Giovanni Pontano, L’Éridan/Eridanus, introduction, texte latin, traduction et commentaire par Hélène Casanova-Robin, Paris, Les Belles Lettres, « Les classiques de l’humanisme », 2018, 463 p., 45 €.
Après les Églogues, publiées en 2011, la collection des Classiques de l’humanisme offre pour la première fois la traduction en français et l’étude par Hélène Casanova-Robin de L’Éridan de Giovanni Pontano, recueil en deux livres d’élégies latines édité pour la première fois à Naples en 1505 par les soins de Pietro Summonte, disciple de l’humaniste napolitain. Les nombreuses rééditions qui suivirent témoignent de l’estime qui fut portée à cette œuvre tout au long du XVIe siècle et révèlent à quel point la lecture des élégies de Pontano est indispensable pour tout spécialiste de la poésie humaniste. Le premier livre est composé de trente-quatre poèmes en grande partie consacrés à Stella, mais on trouve aussi quelques poèmes à visée étiologique. Le personnage de Stella reste au cœur du second livre, le poète offrant pour écrin à la célébration du sentiment amoureux, en pièces liminaire et finale, l’évocation de sa femme Ariadna, désormais disparue. Si l’unité du recueil n’est pas parfaitement homogène, puisque dans le second livre aussi sont insérées quelques épigrammes relevant du genre gnomique, néanmoins dominent les sujets et les figures amoureuses chers à Pontano, la variété du recueil étant d’ailleurs représentative des œuvres élégiaques humanistes.

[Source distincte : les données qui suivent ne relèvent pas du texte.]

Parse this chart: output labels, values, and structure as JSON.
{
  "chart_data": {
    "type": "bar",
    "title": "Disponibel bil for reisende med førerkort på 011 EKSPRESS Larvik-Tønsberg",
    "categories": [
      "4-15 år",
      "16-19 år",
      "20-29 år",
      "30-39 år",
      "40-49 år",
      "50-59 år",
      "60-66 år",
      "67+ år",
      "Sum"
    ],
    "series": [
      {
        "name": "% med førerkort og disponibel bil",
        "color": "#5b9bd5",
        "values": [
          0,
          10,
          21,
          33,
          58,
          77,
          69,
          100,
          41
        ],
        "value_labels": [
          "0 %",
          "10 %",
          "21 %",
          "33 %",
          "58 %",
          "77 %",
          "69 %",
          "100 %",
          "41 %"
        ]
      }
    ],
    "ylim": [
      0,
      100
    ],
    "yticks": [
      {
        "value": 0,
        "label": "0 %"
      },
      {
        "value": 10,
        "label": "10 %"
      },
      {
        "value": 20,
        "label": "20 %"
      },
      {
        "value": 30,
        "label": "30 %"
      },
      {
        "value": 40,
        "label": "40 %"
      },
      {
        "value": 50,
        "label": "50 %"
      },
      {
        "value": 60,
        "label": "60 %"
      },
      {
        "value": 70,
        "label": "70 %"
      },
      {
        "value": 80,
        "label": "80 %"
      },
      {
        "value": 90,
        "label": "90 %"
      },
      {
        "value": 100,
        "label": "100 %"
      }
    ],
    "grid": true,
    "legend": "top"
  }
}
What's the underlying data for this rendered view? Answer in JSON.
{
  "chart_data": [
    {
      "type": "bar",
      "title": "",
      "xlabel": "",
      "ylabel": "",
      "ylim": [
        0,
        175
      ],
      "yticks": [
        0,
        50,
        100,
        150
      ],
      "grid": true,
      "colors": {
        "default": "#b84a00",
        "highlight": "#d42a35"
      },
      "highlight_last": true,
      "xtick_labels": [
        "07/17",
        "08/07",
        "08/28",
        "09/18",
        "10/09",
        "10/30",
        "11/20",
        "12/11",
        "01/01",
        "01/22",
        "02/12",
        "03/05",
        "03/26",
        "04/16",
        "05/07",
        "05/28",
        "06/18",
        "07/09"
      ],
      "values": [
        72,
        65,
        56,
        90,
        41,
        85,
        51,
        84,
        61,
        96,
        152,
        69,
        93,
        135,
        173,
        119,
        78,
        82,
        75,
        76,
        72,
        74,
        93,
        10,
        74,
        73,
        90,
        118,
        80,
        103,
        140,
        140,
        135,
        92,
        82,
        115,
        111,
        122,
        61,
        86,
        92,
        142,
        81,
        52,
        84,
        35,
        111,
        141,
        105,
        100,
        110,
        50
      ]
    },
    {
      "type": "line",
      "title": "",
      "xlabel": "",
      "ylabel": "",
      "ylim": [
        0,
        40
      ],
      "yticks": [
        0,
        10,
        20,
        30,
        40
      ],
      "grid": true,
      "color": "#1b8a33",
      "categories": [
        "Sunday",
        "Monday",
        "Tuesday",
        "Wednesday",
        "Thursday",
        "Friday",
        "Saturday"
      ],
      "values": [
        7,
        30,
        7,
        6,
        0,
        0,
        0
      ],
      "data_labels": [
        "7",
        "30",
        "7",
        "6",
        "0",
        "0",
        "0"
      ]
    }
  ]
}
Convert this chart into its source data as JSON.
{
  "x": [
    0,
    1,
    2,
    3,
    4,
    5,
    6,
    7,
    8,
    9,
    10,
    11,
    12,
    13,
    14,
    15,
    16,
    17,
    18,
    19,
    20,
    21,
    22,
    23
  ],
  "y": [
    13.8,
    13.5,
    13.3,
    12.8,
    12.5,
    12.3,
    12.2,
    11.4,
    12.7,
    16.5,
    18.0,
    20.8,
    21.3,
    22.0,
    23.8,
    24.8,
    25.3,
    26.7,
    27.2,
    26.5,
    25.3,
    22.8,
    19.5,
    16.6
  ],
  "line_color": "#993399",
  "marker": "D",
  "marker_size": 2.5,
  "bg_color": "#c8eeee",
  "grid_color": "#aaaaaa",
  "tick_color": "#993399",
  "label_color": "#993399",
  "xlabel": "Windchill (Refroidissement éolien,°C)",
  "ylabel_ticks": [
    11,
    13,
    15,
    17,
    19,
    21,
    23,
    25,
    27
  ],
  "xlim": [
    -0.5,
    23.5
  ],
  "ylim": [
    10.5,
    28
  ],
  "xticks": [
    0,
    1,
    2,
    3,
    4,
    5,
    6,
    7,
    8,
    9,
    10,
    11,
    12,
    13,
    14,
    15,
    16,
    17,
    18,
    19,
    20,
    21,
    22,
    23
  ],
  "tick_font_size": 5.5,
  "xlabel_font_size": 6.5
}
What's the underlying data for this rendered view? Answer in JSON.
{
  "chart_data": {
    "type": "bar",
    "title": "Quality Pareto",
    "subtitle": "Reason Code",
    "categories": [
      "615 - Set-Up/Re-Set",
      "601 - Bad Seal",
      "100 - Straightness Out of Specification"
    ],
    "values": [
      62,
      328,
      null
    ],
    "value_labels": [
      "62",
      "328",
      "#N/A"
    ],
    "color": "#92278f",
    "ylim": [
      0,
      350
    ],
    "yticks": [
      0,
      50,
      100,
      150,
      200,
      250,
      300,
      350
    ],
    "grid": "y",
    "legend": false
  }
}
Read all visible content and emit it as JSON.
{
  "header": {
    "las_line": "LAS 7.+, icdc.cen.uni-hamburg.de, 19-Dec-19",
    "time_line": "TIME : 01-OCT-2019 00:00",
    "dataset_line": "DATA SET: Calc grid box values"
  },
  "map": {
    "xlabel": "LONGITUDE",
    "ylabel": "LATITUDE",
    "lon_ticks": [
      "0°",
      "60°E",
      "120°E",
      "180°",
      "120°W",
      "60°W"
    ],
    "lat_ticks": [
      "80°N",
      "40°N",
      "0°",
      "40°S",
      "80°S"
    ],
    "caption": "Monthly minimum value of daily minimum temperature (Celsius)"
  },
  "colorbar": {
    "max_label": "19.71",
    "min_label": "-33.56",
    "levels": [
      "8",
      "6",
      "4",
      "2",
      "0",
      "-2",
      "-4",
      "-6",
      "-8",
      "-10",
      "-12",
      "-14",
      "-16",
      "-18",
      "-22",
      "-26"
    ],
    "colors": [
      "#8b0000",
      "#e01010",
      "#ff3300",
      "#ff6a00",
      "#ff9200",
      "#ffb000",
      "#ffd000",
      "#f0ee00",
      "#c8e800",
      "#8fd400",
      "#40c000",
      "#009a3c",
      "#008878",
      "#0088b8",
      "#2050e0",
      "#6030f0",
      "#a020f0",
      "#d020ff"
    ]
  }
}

Dans une étude introductive substantielle, Hélène Casanova-Robin examine avec soin la composition complexe de l’Eridanus qui a donné lieu à diverses interprétations et hypothèses – autobiographie ou pure fiction ? c’est ce que suggère la deuxième élégie. Si la première lecture est sur certains points pertinente, néanmoins c’est résolument dans la seconde optique que peut être révélée toute la richesse de la poésie pontanienne, ce à quoi aboutit de façon convaincante l’examen minutieux du texte : « Stella est ficta : la figure concentre les questionnements de l’humaniste » (p. CVII). Le titre même, hommage au fleuve qui accueillit Phaéton brûlé dans ses eaux, inscrit l’œuvre dans un « territoire tout entier contaminé par les feux de la passion » (p. XIX), territoire qui est aussi générique – l’élégie – et textuel – dans la tradition propertienne de la puella unique renouvelée par Pétrarque et par Landino dans Xandra. Ainsi, l’étude du texte est-elle organisée autour de cinq motifs ou fils directeurs : le mythe des origines, l’amour sensuel, les figures amoureuses, la lumière dont Stella est l’étoile du recueil et, enfin, la consolation partout présente. Cette belle étude est considérablement complétée par l’appareil de notes sur le texte.
Fondé sur l’édition de Benedetto Soldati en 1902, le texte de l’Eridanus qui est ici proposé en offre une révision en prenant appui principalement sur l’édition princeps de 1505 à laquelle s’ajoute la consultation de l’édition vénitienne de 1518 et des éditions récentes de Joannes Oeschger (1948) et de Liliana Monti Sabia (choix de poèmes dans l’anthologie Poeti latini del Quattrocento en 1964). Ainsi le lecteur dispose-t-il d’un texte fiable dont les choix de ponctuation et les orthographica sont harmonisés de façon claire et cohérente. La traduction, en regard, suit la mise en vers du modèle latin, rendant hommage au talent de Pontano. Ce deuxième volume des poèmes de Pontano comble avec bonheur un manque important de notre bibliothèque humaniste.
Laurence Boulègue (UPJV)
Cette recension a été publiée dans le Bulletin de liaison n°17 (2019) de la SEMEN-L (p. 44).